Léopold Maxime Eko Eko, ancien patron de la DGRE, est actuellement incarcéré dans le cadre de l'affaire Martinez Zogo. Les déclarations de Sani Mohamadou, qui le présentent comme ayant sollicité ses services, constituent une « énième tentative d'instrumentalisation » visant à associer la gestion d'Eko Eko à des « démarches d'influence opaques » ou à des « activités illégitimes », selon ses avocats.
Le communiqué du collectif d'avocats, signé par des membres des barreaux du Cameroun et de Bruxelles, déconstruit point par point le récit de Sani Mohamadou : absence de sollicitation, incapacité à justifier de compétences, rejet technique des offres, et absence totale de lien contractuel. Une mise au point chirurgicale qui vise à rétablir la vérité sur la gestion d'Eko Eko à la tête de la DGRE.

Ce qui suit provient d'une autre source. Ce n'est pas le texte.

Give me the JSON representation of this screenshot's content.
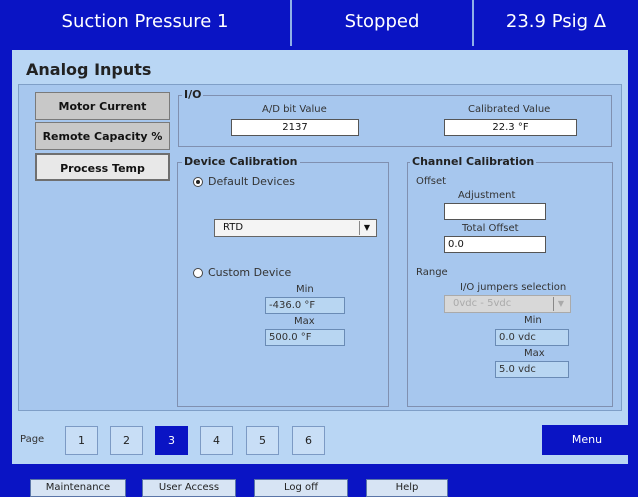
{
  "header": {
    "title": "Suction Pressure 1",
    "status": "Stopped",
    "reading": "23.9 Psig Δ"
  },
  "panel": {
    "title": "Analog Inputs",
    "tabs": [
      {
        "label": "Motor Current"
      },
      {
        "label": "Remote Capacity %"
      },
      {
        "label": "Process Temp"
      }
    ]
  },
  "io": {
    "title": "I/O",
    "ad_label": "A/D bit Value",
    "ad_value": "2137",
    "cal_label": "Calibrated Value",
    "cal_value": "22.3 °F"
  },
  "device_cal": {
    "title": "Device Calibration",
    "default_label": "Default Devices",
    "dropdown_value": "RTD",
    "custom_label": "Custom Device",
    "min_label": "Min",
    "min_value": "-436.0 °F",
    "max_label": "Max",
    "max_value": "500.0 °F"
  },
  "channel_cal": {
    "title": "Channel Calibration",
    "offset_label": "Offset",
    "adjustment_label": "Adjustment",
    "adjustment_value": "",
    "total_offset_label": "Total Offset",
    "total_offset_value": "0.0",
    "range_label": "Range",
    "jumpers_label": "I/O jumpers selection",
    "jumpers_value": "0vdc - 5vdc",
    "min_label": "Min",
    "min_value": "0.0 vdc",
    "max_label": "Max",
    "max_value": "5.0 vdc"
  },
  "pager": {
    "label": "Page",
    "pages": [
      "1",
      "2",
      "3",
      "4",
      "5",
      "6"
    ],
    "current": "3",
    "menu_label": "Menu"
  },
  "footer": {
    "buttons": [
      {
        "label": "Maintenance"
      },
      {
        "label": "User Access"
      },
      {
        "label": "Log off"
      },
      {
        "label": "Help"
      }
    ]
  },
  "colors": {
    "header_bg": "#0a14c4",
    "panel_bg": "#b9d6f4",
    "active_page": "#0a14c4"
  }
}
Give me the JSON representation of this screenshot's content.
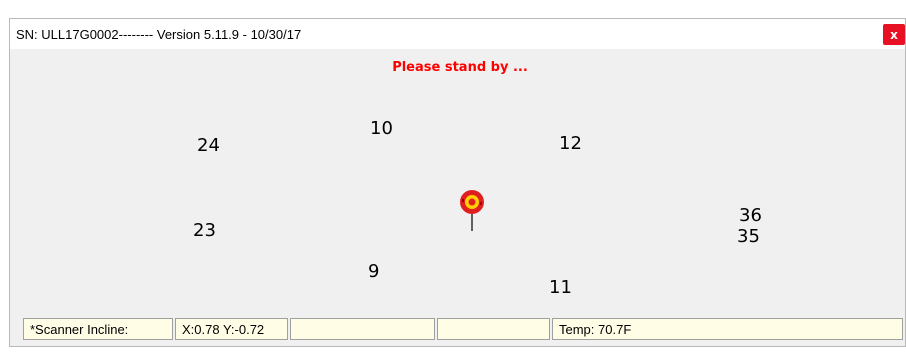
{
  "window": {
    "title": "SN: ULL17G0002-------- Version 5.11.9 - 10/30/17",
    "close_label": "x"
  },
  "main": {
    "status_message": "Please stand by ...",
    "target_numbers": [
      "24",
      "10",
      "12",
      "23",
      "36",
      "35",
      "9",
      "11"
    ],
    "target_icon": "bullseye-target-icon"
  },
  "statusbar": {
    "cells": [
      "*Scanner Incline:",
      "X:0.78 Y:-0.72",
      "",
      "",
      "Temp: 70.7F"
    ]
  },
  "colors": {
    "close_button": "#e81123",
    "status_message": "#ff0000",
    "statusbar_cell_bg": "#fffde6",
    "target_outer": "#e02020",
    "target_middle": "#ffd000"
  }
}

Le collectif d'avocats se réserve le droit d'engager toutes les poursuites judiciaires appropriées contre toute imputation diffamatoire ou association abusive visant à porter atteinte à l'honneur et à la mémoire administrative et managériale de leur client. Une riposte qui montre que l'ex-patron de la DGRE entend défendre sa réputation, même depuis sa cellule.